I think I'll be updating my old journal posts to highlight the algorithm that added the said feature. I'll start now...
First, I had to refactor some code so that I could call my raytracing function recursivly (that's the way for reflections, pretty obvious when you think about it). And the actual reflection pseudo code is:
// this is part of the function Raytrace()
if( depth >= MAX_DEPTH ) // prevent endless reflection
reflectionDir = ray.direction() - 2.0*Dot( ray.direction(), surfaceNormal ) * surfaceNormal;
reflectionColor = Color::NONE;
// the RAY_OFFSET is to prevent the ray from interecting with the object it came from.
reflectedRay = Ray(intersectionPoint + reflectionDir*RAY_OFFSET, reflectionDir);
call Raytrace( reflectedRay, depth+1, reflectionColor );
pixelColor += material.reflection() * reflColor * material.color(intersection);
There's something odd with my pic... there's a weird color difference. But reference pic nr 3 renders just fine (check my last journal entry).
Note, the black spheres are black because I don't have refraction yet.
EDIT: FIXED! The camera problem was that the up vector I got wasn't correct, have to recalculate it. So here's the "recalculate the up vector" function and the "calculate the view rectangle on the near plane"
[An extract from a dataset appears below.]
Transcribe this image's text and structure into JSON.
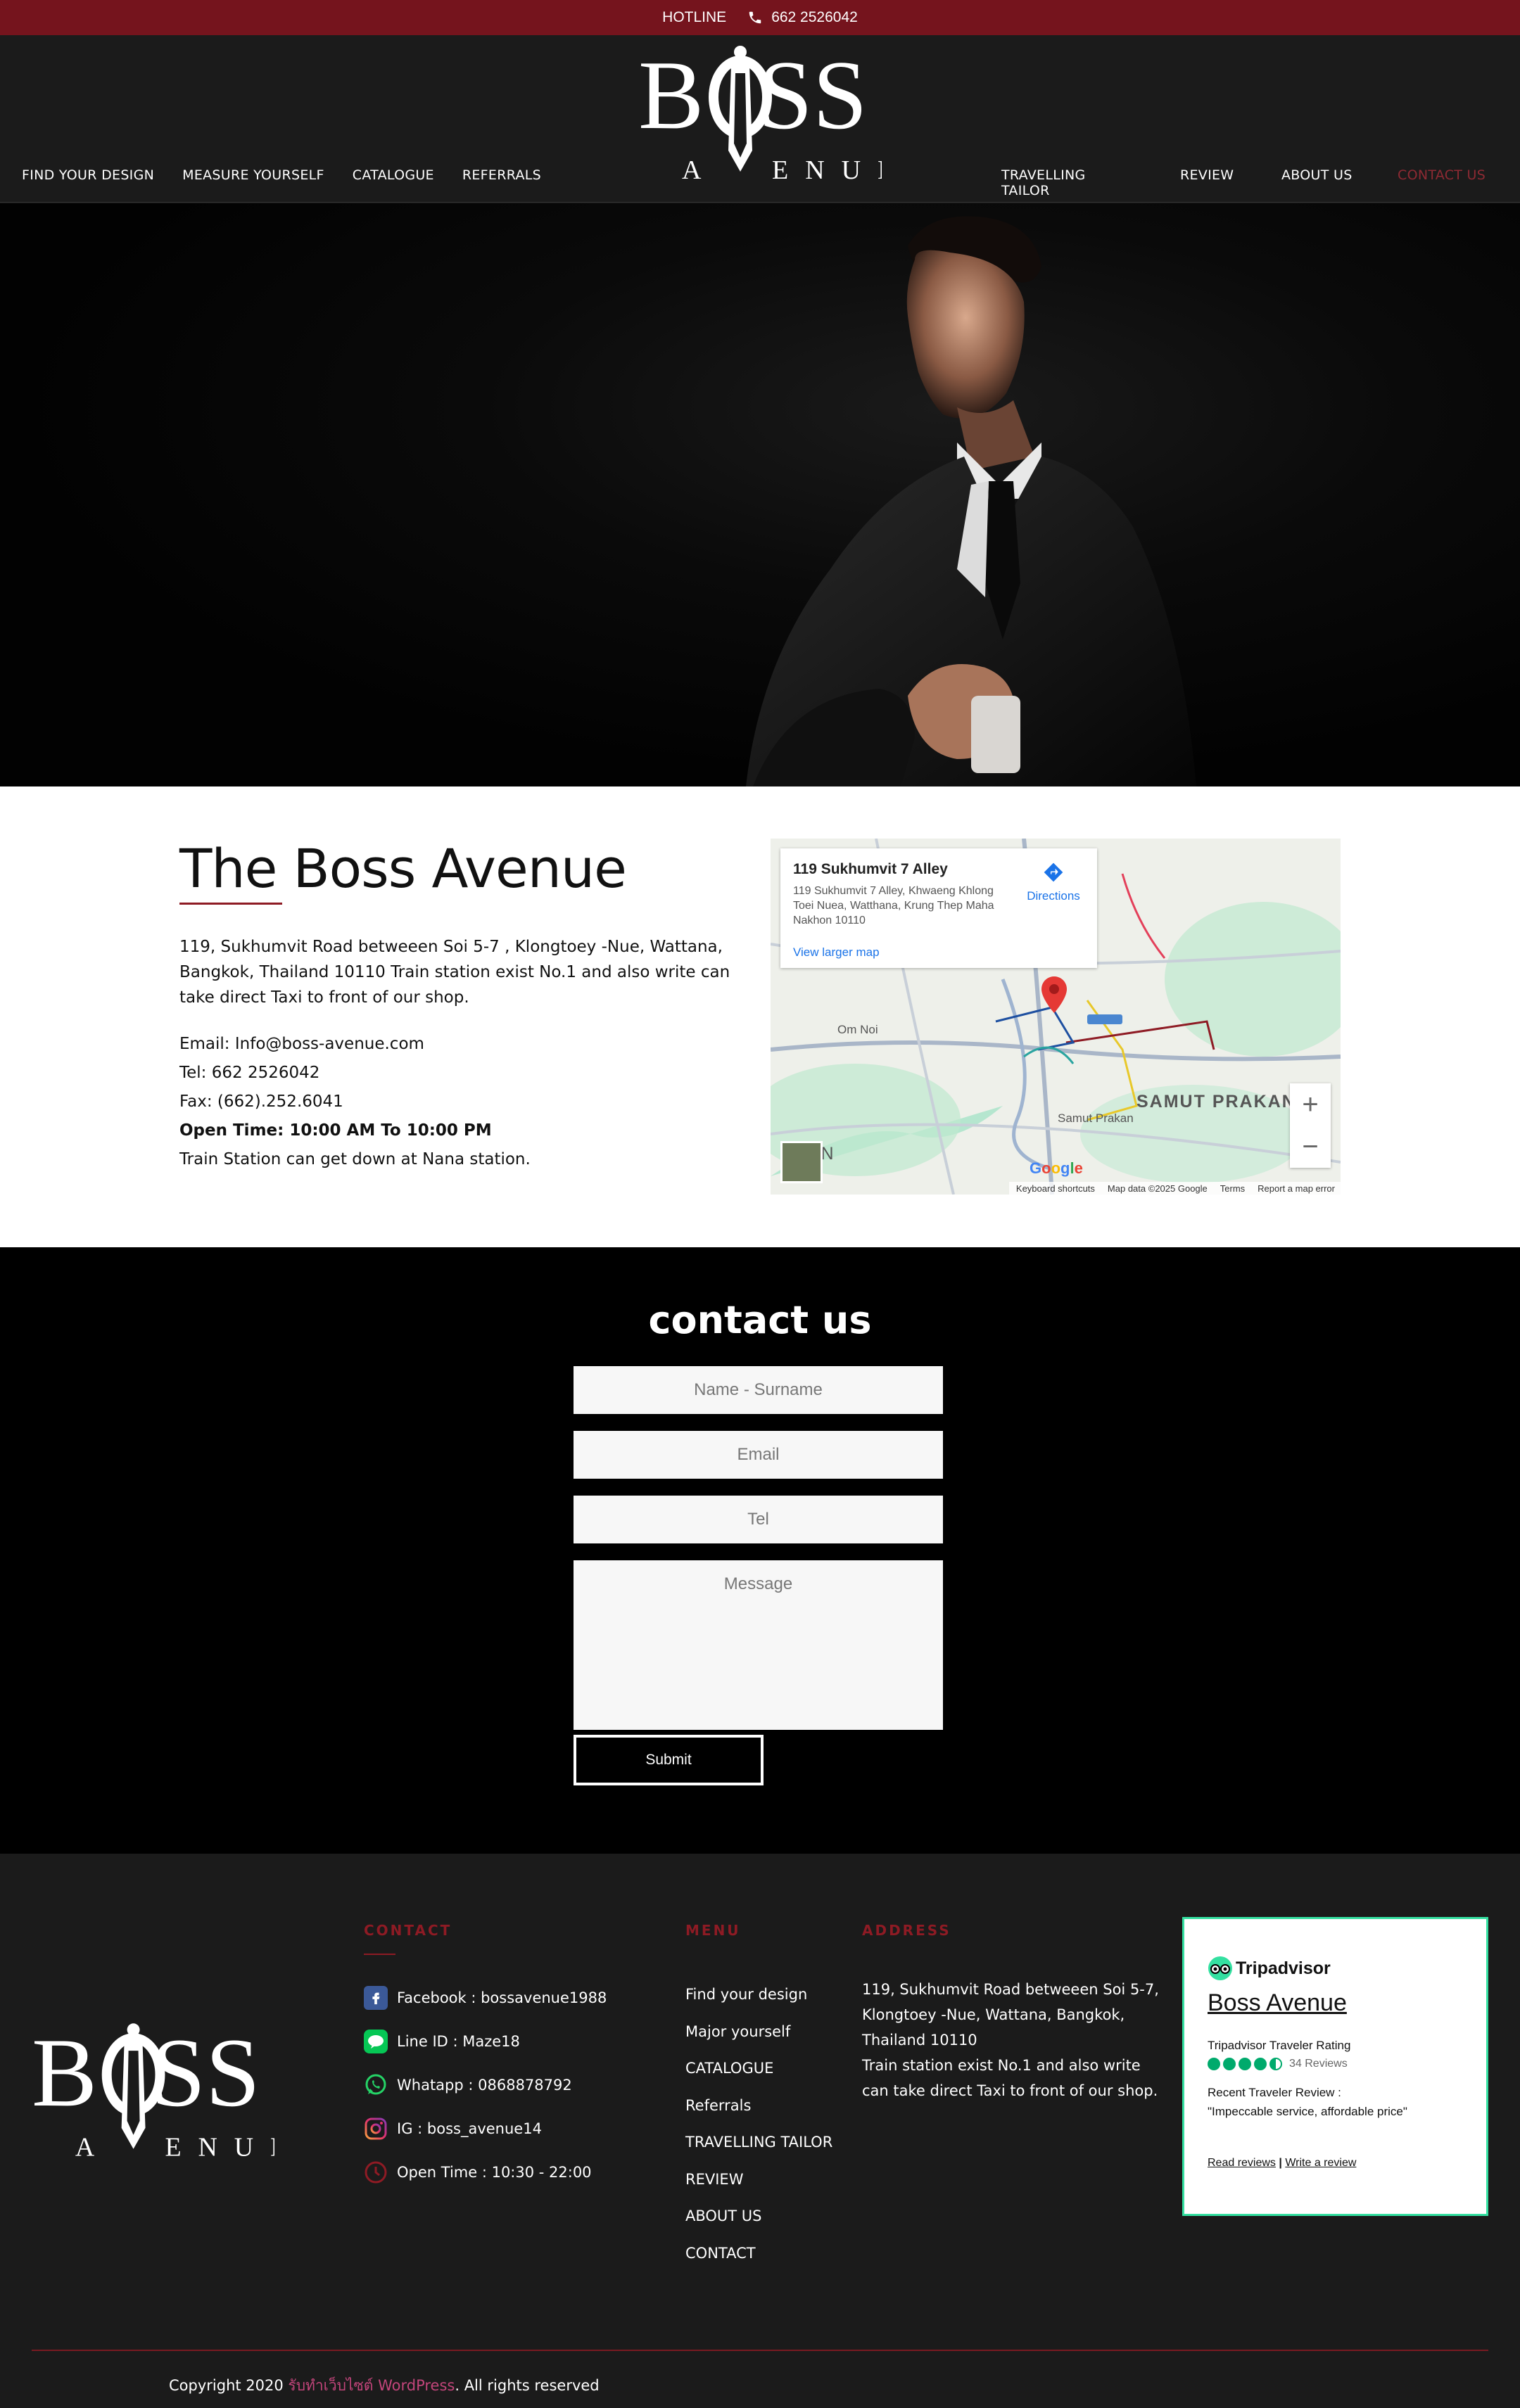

cRectangle cCamera::getNear() const
// the up vector is normalized,
// thus upScale is the same as the opposite side
upScale = tan(Deg2Rad(_yFOV/2.0)) * _near,
rightScale = _whRatio * upScale;
const cVector3<> rightDir = Cross(_up, direction())*rightScale,
upDir = _up*upScale, centerNear = position() + _near*direction();
const cVector3<> front = direction();
const cVector3<> right = Cross(_up, front).normalize();
_up = Cross(front, right);
Kudos to uavfun for helping me figure out the problem!